Elle’s topic was My Rebellion. It didn’t specify fiction or non-fiction, so I loosely fictionalised my one internet date this summer. It was not a success.
My ‘rebellion’ was both a total breakdown of manners – I lied and said I had to do grocery shopping. Small children have been more convincing – and the decision that, rather than stick at it until I had someone to go to weddings with, I would rather never go out with anyone ever again. I realise writing about online dating is as old as the hills (sample hills born c 2005) but I’ve never been this politely rude to anyone.
I deleted my account on the way home.
Two days later, I went out for dinner with an old friend and, marvellously, we are still going out to dinner.
by Kat Brown
If two people have failed to mesh more spectacularly than Jim (32, creative designer from Highbury, same smile in four photographs) and I (31, solicitor from Tooting, breezy holiday snaps) there should be a prize. A prize, and then perhaps a party with a lot of consolatory booze.
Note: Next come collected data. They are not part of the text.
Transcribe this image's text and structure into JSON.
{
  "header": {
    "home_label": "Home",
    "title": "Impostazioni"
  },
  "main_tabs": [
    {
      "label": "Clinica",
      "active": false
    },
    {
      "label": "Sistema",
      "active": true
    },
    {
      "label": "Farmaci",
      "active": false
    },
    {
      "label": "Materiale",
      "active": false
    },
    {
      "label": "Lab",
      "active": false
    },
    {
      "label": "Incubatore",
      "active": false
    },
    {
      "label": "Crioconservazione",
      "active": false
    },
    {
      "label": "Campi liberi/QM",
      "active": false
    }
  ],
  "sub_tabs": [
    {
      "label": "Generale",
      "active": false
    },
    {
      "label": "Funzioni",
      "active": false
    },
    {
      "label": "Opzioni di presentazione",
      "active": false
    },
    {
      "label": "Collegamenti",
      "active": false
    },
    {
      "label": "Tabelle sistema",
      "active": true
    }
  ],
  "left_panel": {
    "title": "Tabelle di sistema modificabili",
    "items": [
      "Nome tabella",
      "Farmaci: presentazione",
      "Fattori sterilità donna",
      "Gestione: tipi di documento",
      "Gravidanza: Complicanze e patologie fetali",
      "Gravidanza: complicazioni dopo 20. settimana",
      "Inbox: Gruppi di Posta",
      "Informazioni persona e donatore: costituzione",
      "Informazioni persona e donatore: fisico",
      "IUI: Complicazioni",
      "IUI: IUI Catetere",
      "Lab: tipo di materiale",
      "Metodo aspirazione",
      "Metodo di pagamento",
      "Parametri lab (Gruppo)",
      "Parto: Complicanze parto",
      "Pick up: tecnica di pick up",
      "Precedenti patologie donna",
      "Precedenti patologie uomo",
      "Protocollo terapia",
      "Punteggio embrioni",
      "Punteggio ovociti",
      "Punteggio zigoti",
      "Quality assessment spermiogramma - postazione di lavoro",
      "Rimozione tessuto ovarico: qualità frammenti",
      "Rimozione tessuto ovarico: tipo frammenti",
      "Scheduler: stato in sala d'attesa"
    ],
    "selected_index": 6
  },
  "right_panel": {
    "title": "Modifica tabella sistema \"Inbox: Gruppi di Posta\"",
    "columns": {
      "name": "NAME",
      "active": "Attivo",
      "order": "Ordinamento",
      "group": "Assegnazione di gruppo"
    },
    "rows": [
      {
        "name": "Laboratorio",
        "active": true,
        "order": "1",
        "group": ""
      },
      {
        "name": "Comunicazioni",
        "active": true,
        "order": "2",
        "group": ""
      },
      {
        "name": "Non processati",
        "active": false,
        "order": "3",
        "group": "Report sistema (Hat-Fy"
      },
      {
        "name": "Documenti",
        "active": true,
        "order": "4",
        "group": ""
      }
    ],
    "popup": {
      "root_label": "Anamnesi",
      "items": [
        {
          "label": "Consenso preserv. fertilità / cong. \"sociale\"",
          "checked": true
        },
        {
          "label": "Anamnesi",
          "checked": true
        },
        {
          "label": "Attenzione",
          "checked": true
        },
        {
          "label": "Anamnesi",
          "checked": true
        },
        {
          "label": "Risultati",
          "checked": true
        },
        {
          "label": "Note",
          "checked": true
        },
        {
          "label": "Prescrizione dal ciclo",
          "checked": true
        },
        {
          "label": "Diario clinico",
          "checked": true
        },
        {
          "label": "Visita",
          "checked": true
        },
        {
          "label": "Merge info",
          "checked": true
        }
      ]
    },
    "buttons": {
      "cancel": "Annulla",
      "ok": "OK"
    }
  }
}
We had met after two weeks of lukewarm internet chat and I was a sip into my first drink before I realised I was entirely out of synch with what was going on. There’s some sort of spark when you meet people, right? Anyone. Builders. Bosses. Jim and I had not brought the spark.
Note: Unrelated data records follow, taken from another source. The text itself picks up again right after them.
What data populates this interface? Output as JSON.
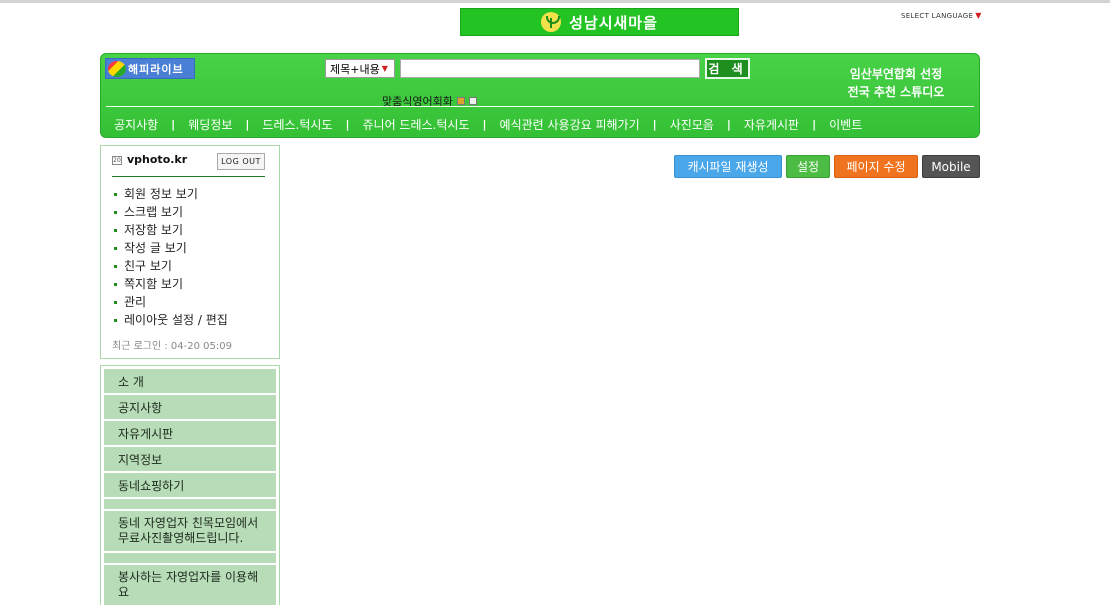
{
  "banner": {
    "title": "성남시새마을"
  },
  "language": {
    "label": "SELECT LANGUAGE"
  },
  "header": {
    "logo_text": "해피라이브",
    "search_scope": "제목+내용",
    "search_value": "",
    "search_button": "검 색",
    "keyword": "맞춤식영어회화",
    "promo_line1": "임산부연합회 선정",
    "promo_line2": "전국 추천 스튜디오"
  },
  "nav": {
    "items": [
      {
        "label": "공지사항"
      },
      {
        "label": "웨딩정보"
      },
      {
        "label": "드레스.턱시도"
      },
      {
        "label": "쥬니어 드레스.턱시도"
      },
      {
        "label": "예식관련 사용강요 피해가기"
      },
      {
        "label": "사진모음"
      },
      {
        "label": "자유게시판"
      },
      {
        "label": "이벤트"
      }
    ],
    "separator": "|"
  },
  "user": {
    "badge": "20",
    "name": "vphoto.kr",
    "logout_label": "LOG OUT",
    "links": [
      {
        "label": "회원 정보 보기"
      },
      {
        "label": "스크랩 보기"
      },
      {
        "label": "저장함 보기"
      },
      {
        "label": "작성 글 보기"
      },
      {
        "label": "친구 보기"
      },
      {
        "label": "쪽지함 보기"
      },
      {
        "label": "관리"
      },
      {
        "label": "레이아웃 설정 / 편집"
      }
    ],
    "last_login": "최근 로그인 : 04-20 05:09"
  },
  "menu": {
    "items": [
      {
        "label": "소 개"
      },
      {
        "label": "공지사항"
      },
      {
        "label": "자유게시판"
      },
      {
        "label": "지역정보"
      },
      {
        "label": "동네쇼핑하기"
      },
      {
        "label": ""
      },
      {
        "label": "동네 자영업자 친목모임에서 무료사진촬영해드립니다."
      },
      {
        "label": ""
      },
      {
        "label": "봉사하는 자영업자를 이용해요"
      }
    ]
  },
  "actions": {
    "cache": "캐시파일 재생성",
    "settings": "설정",
    "edit": "페이지 수정",
    "mobile": "Mobile"
  },
  "colors": {
    "header_green": "#3cc63c",
    "menu_item_bg": "#b7dcb7",
    "cache_btn": "#4aa7ea",
    "settings_btn": "#4cbc44",
    "edit_btn": "#f07420",
    "mobile_btn": "#555555"
  }
}
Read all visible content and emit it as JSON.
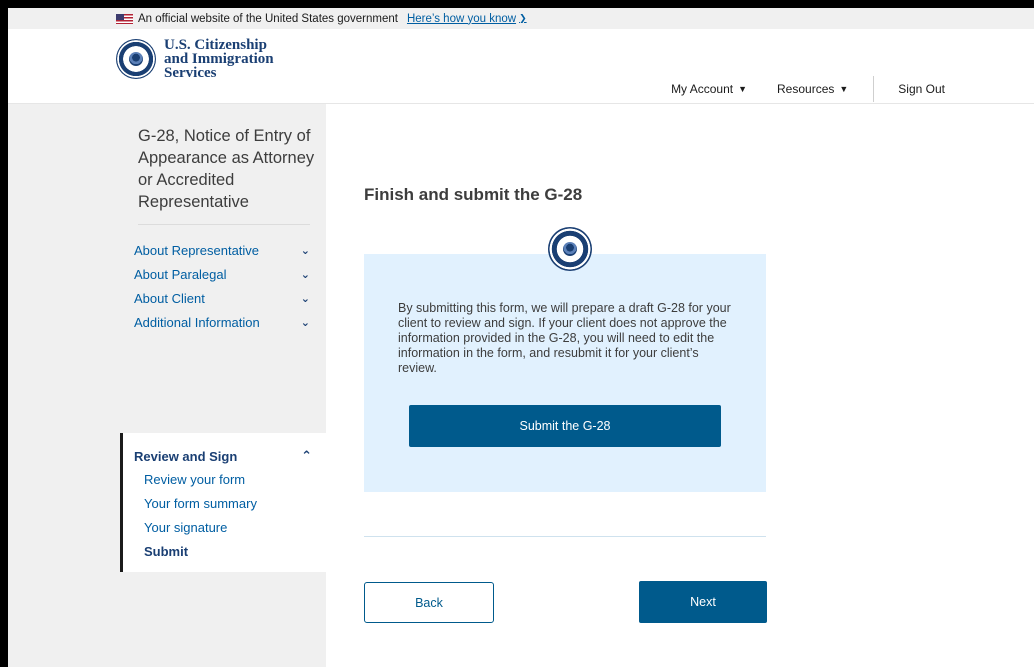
{
  "gov_banner": {
    "text": "An official website of the United States government",
    "link": "Here’s how you know"
  },
  "header": {
    "logo_lines": [
      "U.S. Citizenship",
      "and Immigration",
      "Services"
    ],
    "nav": {
      "account": "My Account",
      "resources": "Resources",
      "sign_out": "Sign Out"
    }
  },
  "sidebar": {
    "title": "G-28, Notice of Entry of Appearance as Attorney or Accredited Representative",
    "sections": [
      {
        "label": "About Representative"
      },
      {
        "label": "About Paralegal"
      },
      {
        "label": "About Client"
      },
      {
        "label": "Additional Information"
      }
    ],
    "review": {
      "label": "Review and Sign",
      "items": [
        {
          "label": "Review your form"
        },
        {
          "label": "Your form summary"
        },
        {
          "label": "Your signature"
        },
        {
          "label": "Submit",
          "current": true
        }
      ]
    }
  },
  "main": {
    "title": "Finish and submit the G-28",
    "info": "By submitting this form, we will prepare a draft G-28 for your client to review and sign. If your client does not approve the information provided in the G-28, you will need to edit the information in the form, and resubmit it for your client’s review.",
    "submit_label": "Submit the G-28",
    "back_label": "Back",
    "next_label": "Next"
  },
  "colors": {
    "primary": "#005a8c",
    "link": "#005ea2",
    "info_bg": "#e1f1fe",
    "sidebar_bg": "#f0f0f0",
    "brand_navy": "#1a3f73"
  }
}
“What do you think of – ” “Does this all – sorry!” We talked over each other like incompetent builders laying tiles.
Jim spoke so quietly. And – oh, oh God, about vegans. He wasn’t a vegan, was he? No, we were on to pigs now. I started trying to ‘engage’, gesticulating like a deranged weather presenter and laughing in a forced trill I didn’t recognise.
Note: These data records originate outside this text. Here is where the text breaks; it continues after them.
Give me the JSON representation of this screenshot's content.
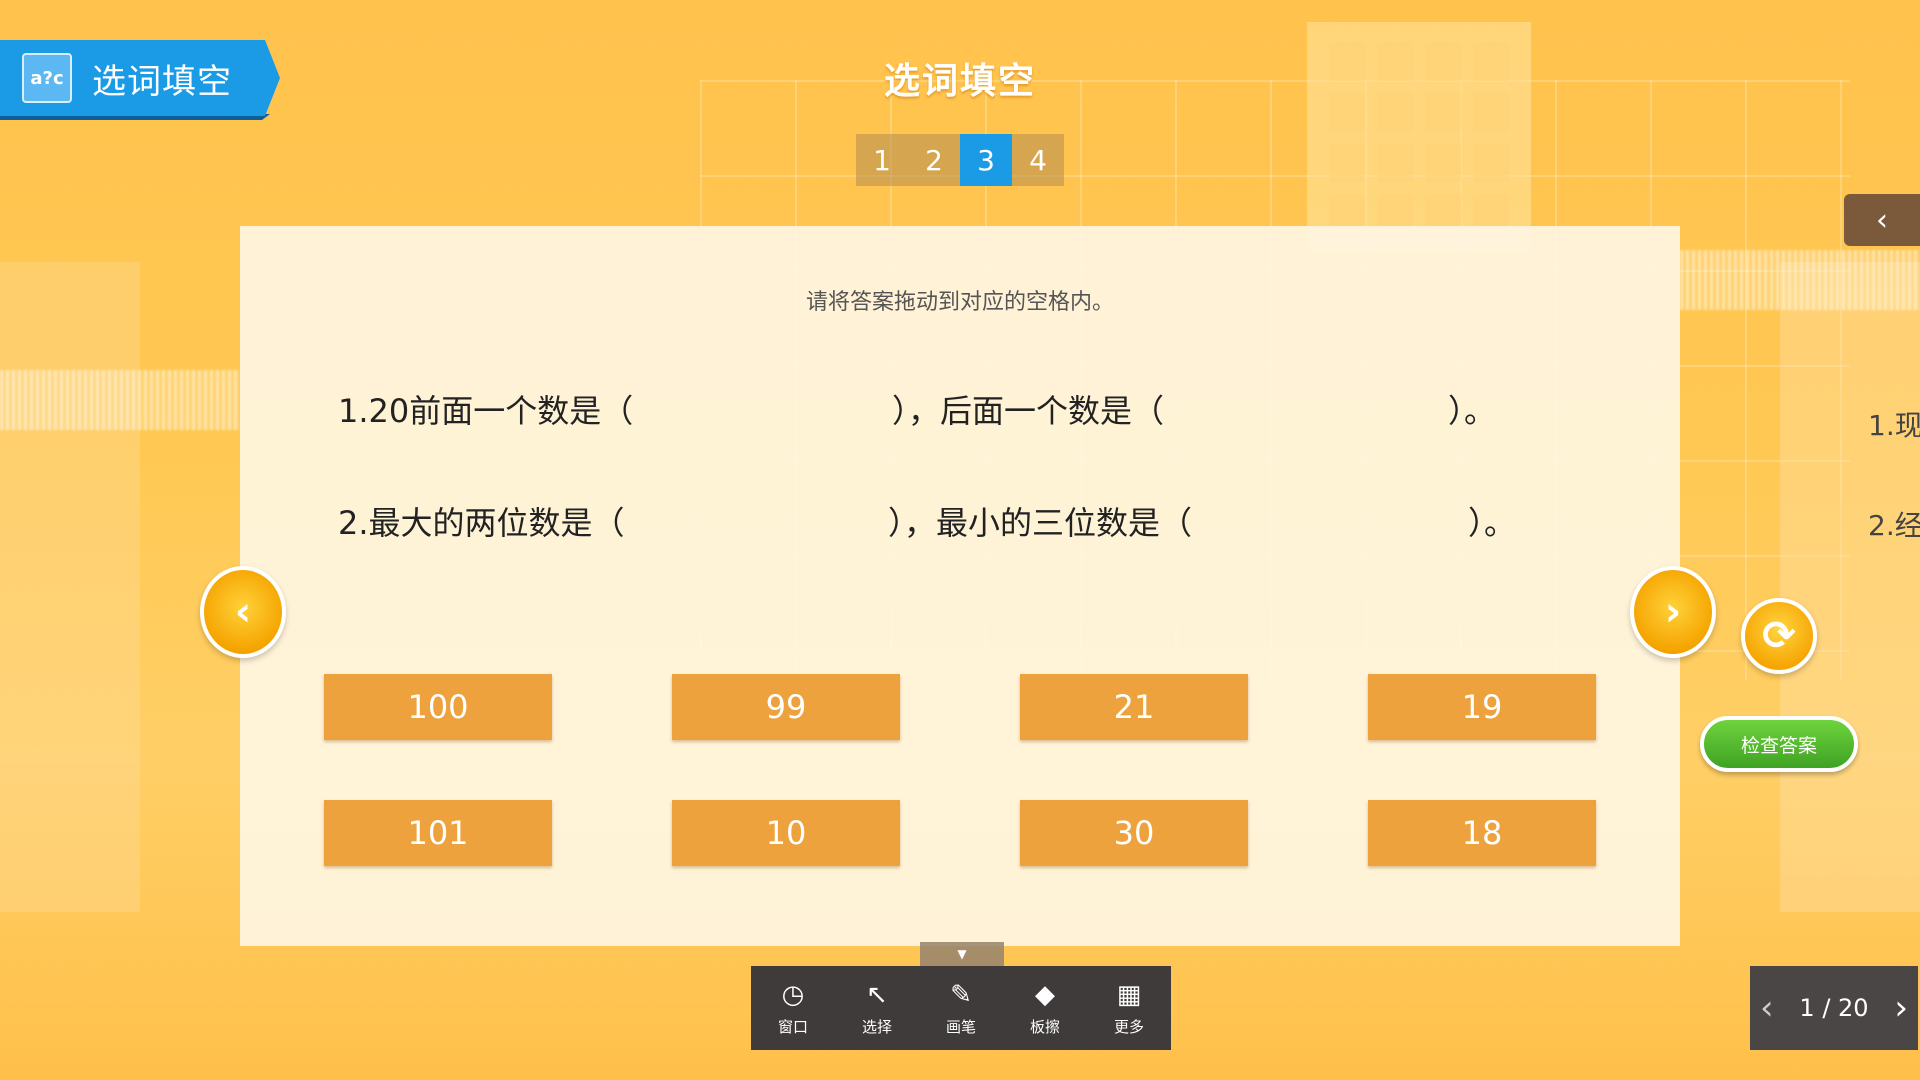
{
  "badge": {
    "icon_text": "a?c",
    "title": "选词填空"
  },
  "header": {
    "title": "选词填空",
    "tabs": [
      {
        "label": "1",
        "active": false
      },
      {
        "label": "2",
        "active": false
      },
      {
        "label": "3",
        "active": true
      },
      {
        "label": "4",
        "active": false
      }
    ]
  },
  "card": {
    "instruction": "请将答案拖动到对应的空格内。",
    "q1": {
      "a": "1.20前面一个数是（",
      "b": "），后面一个数是（",
      "c": "）。"
    },
    "q2": {
      "a": "2.最大的两位数是（",
      "b": "），最小的三位数是（",
      "c": "）。"
    },
    "options_row1": [
      "100",
      "99",
      "21",
      "19"
    ],
    "options_row2": [
      "101",
      "10",
      "30",
      "18"
    ]
  },
  "right": {
    "collapse_icon": "‹",
    "peek_1": "1.现",
    "peek_2": "2.经",
    "reset_icon": "⟳",
    "check_label": "检查答案"
  },
  "nav": {
    "left_icon": "‹",
    "right_icon": "›"
  },
  "toolbar": {
    "handle_icon": "▼",
    "items": [
      {
        "icon": "◷",
        "label": "窗口"
      },
      {
        "icon": "↖",
        "label": "选择"
      },
      {
        "icon": "✎",
        "label": "画笔"
      },
      {
        "icon": "◆",
        "label": "板擦"
      },
      {
        "icon": "▦",
        "label": "更多"
      }
    ]
  },
  "pager": {
    "prev": "‹",
    "label": "1 / 20",
    "next": "›"
  },
  "colors": {
    "accent_blue": "#1b9ae6",
    "option_orange": "#eea23e",
    "check_green": "#4fb82e"
  }
}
“So, exactly – ” Whispering Jim’s voice went again, squashed by a blare of music from the bar as he mumbled about spinning, or possibly spoons. God this was terrible. I was a terrible date. It wasn’t his fault that I had no idea how to behave in the absence of chemistry. I sneaked a look at the clock above the bar. Seven thirty. Far too early to leave politely. I smiled and leaned forward, trying to do better.
“Ha ha ha!” (I hate myself.)
I had a vision of the next month, trying to do better for an endless parade of perfectly decent whisperers met on unappealing dating websites. Oh God. For what end, exactly? The Me on this date, and the one who usually plodded the Earth having quite a nice time could not co-exist. That was the worst sort of out of body experience.
Jim had paused mid-sip and was watching me nervously. To my surprise I realised I wasn’t out of body so much as out of chair, and reaching for my coat. Was I leaving? I couldn’t. Manners. My reputation on the internet.
A revelatory thought: screw the internet. I slid a tenner on the table, and nodded. “Jim, it was lovely to meet you, but I’m awful at this so I’m going to run. Cheerio.” I swept up my coat and bag, and walked out of the bar before I could scream an apology.
Running down the street, past commuters – so early still – and pairs on successful dates, I felt the wind snagging my hair, ruffling away my carefully-brushed fringe.
I felt a wave of shame at my manners, and then shrugged it off. If I’m going to be the worst date in London, then I may as well embrace it like a giant, magical cape.
Pulling out my phone, I deleted my dating profile, and then texted my flatmate. “Tonight’s was pigs and vegans. I’m going to die alone, prob of rudeness. Don’t care. It’s going to be brilliant.”